The future of health care in North America is going to be difficult, full of arguments, budget controversies, regrettable patient outcomes, and political interference. Yet, contained within this problematic outlook is a surprising fact: nurses may be in a crucial, pivotal position to affect the health care system for the better – if they choose to be. Nurses can choose to move us towards a better health care system, one that will reward them better, produce better, more affordable patient outcomes, and that will produce a better future for almost all stakeholders. But before I get to why this is so, let me start by reviewing the pretty obvious reasons why the health care system will experience enormous stress for at least the next 25-30 years.

The Three Factors that Will Determine Health Care’s Future

There are three primary factors driving change in health care: the aging of the boomers; technology; and money. These three are all well-known, and interrelated, but the implications of the changes they are driving are not well-appreciated – or at least, are not being properly discussed. Let me briefly outline why each one is critical.

The aging of the boomers will matter because annual health care costs per person remain reasonably stable (with some variations) until around age 55. At that point, they start to expand almost exponentially: the older the person, the more health care they are likely to need and want.

While there is no standard definition of what constitutes the baby boom, mine is that the baby boom generation was born roughly from 1947 to 1967, with the largest cohort being born either 1960 (in the U.S.) or 1961 (in Canada). This means that at the high end, the boomers are about to start turning 68, and at the trailing end, they’re about to start turning 48, with the peak cohort pretty much hitting that pivotal age of 55. We are, in other words, at the tipping point where the aging boomers – the biggest generation in history – start piling into the high rent district of the health care system in sufficient numbers to be a massively disruptive force. What’s worse is that the boomers are politically potent. If they vote as a group, which they will when it relates to their access to health care, they suck the oxygen out of the room for every other generation. Politicians all know this, and are careful to at least appear to give the boomers what they demand.

Next, technology is creating marvelous results, and promising even more. We can repair hearts, and before very long we will be able to create complete replacements from a patient’s own stem cells, for hearts and most other organs, eliminating any problems with immune system rejection. Pharmaceutical research, although currently stunted by the obsolete business model of the major pharmaceutical manufacturers, is nevertheless advancing through a plethora of small, smart start-ups that are creating new prognostic and diagnostic tests, new treatments, and new drugs by making use of computers. This means that advances are starting to come at computer speeds (albeit slowed by an antiquated government approval process). And the introduction of Big Data and Analytics to health care is revolutionizing the fields of diagnostics, drug discovery, and wellness assessment.

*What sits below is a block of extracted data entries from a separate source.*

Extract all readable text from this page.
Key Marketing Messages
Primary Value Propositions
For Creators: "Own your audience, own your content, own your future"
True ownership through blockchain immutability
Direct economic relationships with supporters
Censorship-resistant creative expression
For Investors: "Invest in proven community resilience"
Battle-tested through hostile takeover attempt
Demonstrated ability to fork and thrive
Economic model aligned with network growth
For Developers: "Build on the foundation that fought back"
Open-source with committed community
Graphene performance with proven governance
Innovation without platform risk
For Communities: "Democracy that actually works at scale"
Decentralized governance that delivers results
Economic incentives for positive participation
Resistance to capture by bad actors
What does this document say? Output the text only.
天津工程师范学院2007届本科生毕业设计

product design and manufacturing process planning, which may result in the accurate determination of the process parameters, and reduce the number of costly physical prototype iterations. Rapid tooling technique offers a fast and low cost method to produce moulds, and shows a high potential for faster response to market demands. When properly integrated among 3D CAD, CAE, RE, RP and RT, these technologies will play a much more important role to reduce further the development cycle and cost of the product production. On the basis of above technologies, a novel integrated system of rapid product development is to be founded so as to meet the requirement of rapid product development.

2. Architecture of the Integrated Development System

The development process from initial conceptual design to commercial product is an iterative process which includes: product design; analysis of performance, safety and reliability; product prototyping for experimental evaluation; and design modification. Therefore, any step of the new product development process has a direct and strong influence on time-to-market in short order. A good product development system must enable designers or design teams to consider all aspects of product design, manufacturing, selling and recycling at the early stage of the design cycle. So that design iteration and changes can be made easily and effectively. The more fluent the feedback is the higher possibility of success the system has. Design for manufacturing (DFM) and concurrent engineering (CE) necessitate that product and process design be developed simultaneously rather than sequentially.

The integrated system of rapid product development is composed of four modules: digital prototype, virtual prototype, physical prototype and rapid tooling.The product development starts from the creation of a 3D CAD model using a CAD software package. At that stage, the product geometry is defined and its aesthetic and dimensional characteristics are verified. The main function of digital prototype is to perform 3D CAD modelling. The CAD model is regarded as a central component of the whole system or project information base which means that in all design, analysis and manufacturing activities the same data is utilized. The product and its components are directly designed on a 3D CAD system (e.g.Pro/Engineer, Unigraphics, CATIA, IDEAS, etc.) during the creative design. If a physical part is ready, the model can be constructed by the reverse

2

But technology is expensive, at least at first. This isn’t new, and has been happening for decades. When penicillin was first made available for widespread civilian use, following World War II, a course of penicillin cost thousands of dollars. Today it costs pennies, with the dispensing fee far overshadowing it. So technology starts out expensive, but gradually becomes cheap. Yet, when technology keeps advancing, and new, more effective tools and treatments come into the market, the people these advances could help want them.

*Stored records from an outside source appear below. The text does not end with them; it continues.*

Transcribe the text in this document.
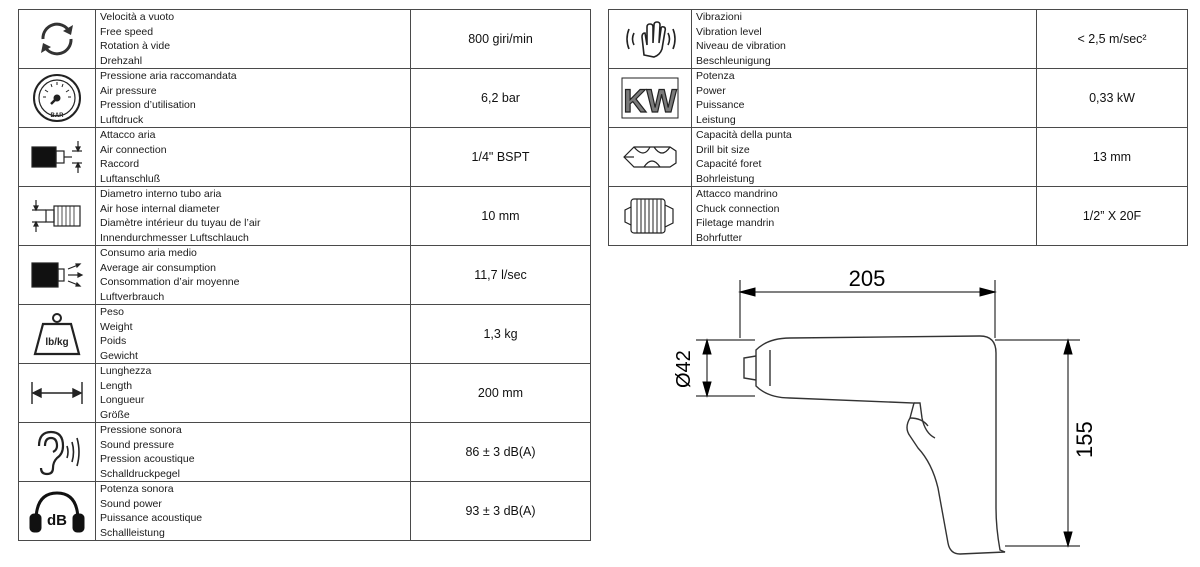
Velocità a vuoto
Free speed
Rotation à vide
Drehzahl	800 giri/min

BAR	Pressione aria raccomandata
Air pressure
Pression d’utilisation
Luftdruck	6,2 bar

Attacco aria
Air connection
Raccord
Luftanschluß	1/4" BSPT

Diametro interno tubo aria
Air hose internal diameter
Diamètre intérieur du tuyau de l’air
Innendurchmesser Luftschlauch	10 mm

Consumo aria medio
Average air consumption
Consommation d’air moyenne
Luftverbrauch	11,7 l/sec

lb/kg	Peso
Weight
Poids
Gewicht	1,3 kg

Lunghezza
Length
Longueur
Größe	200 mm

Pressione sonora
Sound pressure
Pression acoustique
Schalldruckpegel	86 ± 3 dB(A)

dB	Potenza sonora
Sound power
Puissance acoustique
Schallleistung	93 ± 3 dB(A)

Vibrazioni
Vibration level
Niveau de vibration
Beschleunigung	< 2,5 m/sec²

KW	Potenza
Power
Puissance
Leistung	0,33 kW

Capacità della punta
Drill bit size
Capacité foret
Bohrleistung	13 mm

Attacco mandrino
Chuck connection
Filetage mandrin
Bohrfutter	1/2” X 20F
205
Ø42
155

Which brings us to money. We have the biggest generation in history reaching the point in their lives where they want and need the most health care. And, simultaneously, we see technology making new, more effective – and more expensive – treatments available. The combination is making the cost of health care explode. And that has major implications.

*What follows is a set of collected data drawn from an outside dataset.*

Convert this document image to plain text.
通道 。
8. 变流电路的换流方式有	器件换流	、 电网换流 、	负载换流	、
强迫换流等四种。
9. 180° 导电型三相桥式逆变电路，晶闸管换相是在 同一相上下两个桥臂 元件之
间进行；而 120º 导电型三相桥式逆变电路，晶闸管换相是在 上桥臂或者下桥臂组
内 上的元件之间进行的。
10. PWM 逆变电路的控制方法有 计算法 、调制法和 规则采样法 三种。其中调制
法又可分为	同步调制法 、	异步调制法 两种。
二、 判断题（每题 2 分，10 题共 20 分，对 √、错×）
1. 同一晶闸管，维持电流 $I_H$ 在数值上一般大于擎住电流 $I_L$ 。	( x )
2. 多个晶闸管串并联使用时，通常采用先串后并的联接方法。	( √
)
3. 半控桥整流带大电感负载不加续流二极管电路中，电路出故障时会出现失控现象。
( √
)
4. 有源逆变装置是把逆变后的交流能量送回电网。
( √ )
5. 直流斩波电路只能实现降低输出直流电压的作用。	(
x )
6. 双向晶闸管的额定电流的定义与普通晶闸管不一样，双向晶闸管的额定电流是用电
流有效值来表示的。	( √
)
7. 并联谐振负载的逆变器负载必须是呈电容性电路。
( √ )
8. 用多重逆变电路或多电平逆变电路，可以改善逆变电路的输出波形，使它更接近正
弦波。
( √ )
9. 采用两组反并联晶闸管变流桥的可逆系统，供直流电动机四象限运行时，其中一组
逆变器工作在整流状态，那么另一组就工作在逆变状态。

Some Implications of Exploding Costs

Health care is going to be rationed in every developed country in the world. Indeed, it already is, but no one talks about it. In Canada, with its single-payer system, health care is rationed by standing in line. If you die before you reach the front of the line, too bad. In America, it’s rationed by the nature of your health coverage, which gives you access to health care. If you have the right access, like the well-funded health care plan Congress has voted for itself, you get the best health care in the world. If your access to health care is poor, then you die, too bad. If you are somewhere in the middle, you get results that are somewhere in the middle.

So with demand and costs expanding far faster than the health care system’s ability to supply or fund health care, rationing of health care is going to become profoundly more widespread, even if it isn’t called rationing.

Next, politics will interfere with rational management of health care. This isn’t the politicians’ fault, but rather the fault of the voters that elect them. People want unlimited health care, and they want someone else to pay for it – which, of course, isn’t possible. But people seem to think they can vote for it, even if it’s impossible, which creates problems for politicians. In response, politicians come forward with bold, new solutions which don’t accomplish the desired result, but which make it appear that something is being done. Meanwhile, the elected officials hope that the voters lose interest.

And health care costs threaten the financial stability of the governments that sponsor them. The financial woes of Medicare in America have been well publicized, and the Canadian health care system is the greatest vulnerability of the public sector, although this is not as well publicized. Which means that as payers start feeling significant pain, they are going to look for ways of cutting their costs, even if their solutions for doing so don’t make medical sense.

This means that solutions will be imposed by the political system, whether they make sense or not, as politicians strive to look like they’re solving the problems voters want solved. This produces political meddling in health care – and as the cost problems become more severe, so will the meddling.

Cost management and cost containment will become more widespread. In the US, this appeared when insurance companies denied treatment or a particular prescription, or insisted on something less costly, even if it wasn’t effective. When only costs are considered, medical results will suffer.

What should happen is that health care consumers should be directed to the best, long-term, cost-effective solution for their current need. It may be that this requires more money up-front, but less money overall. Hence, an expensive new drug prescribed today may be a better solution than a refusal of said drug, followed by even more expensive surgery and follow-on care later on. This also means that home care should become far more widely available, receive better support, and be the focus of new technologies, and new billing procedures. And it means that evidence-based medicine should be widely promoted and developed.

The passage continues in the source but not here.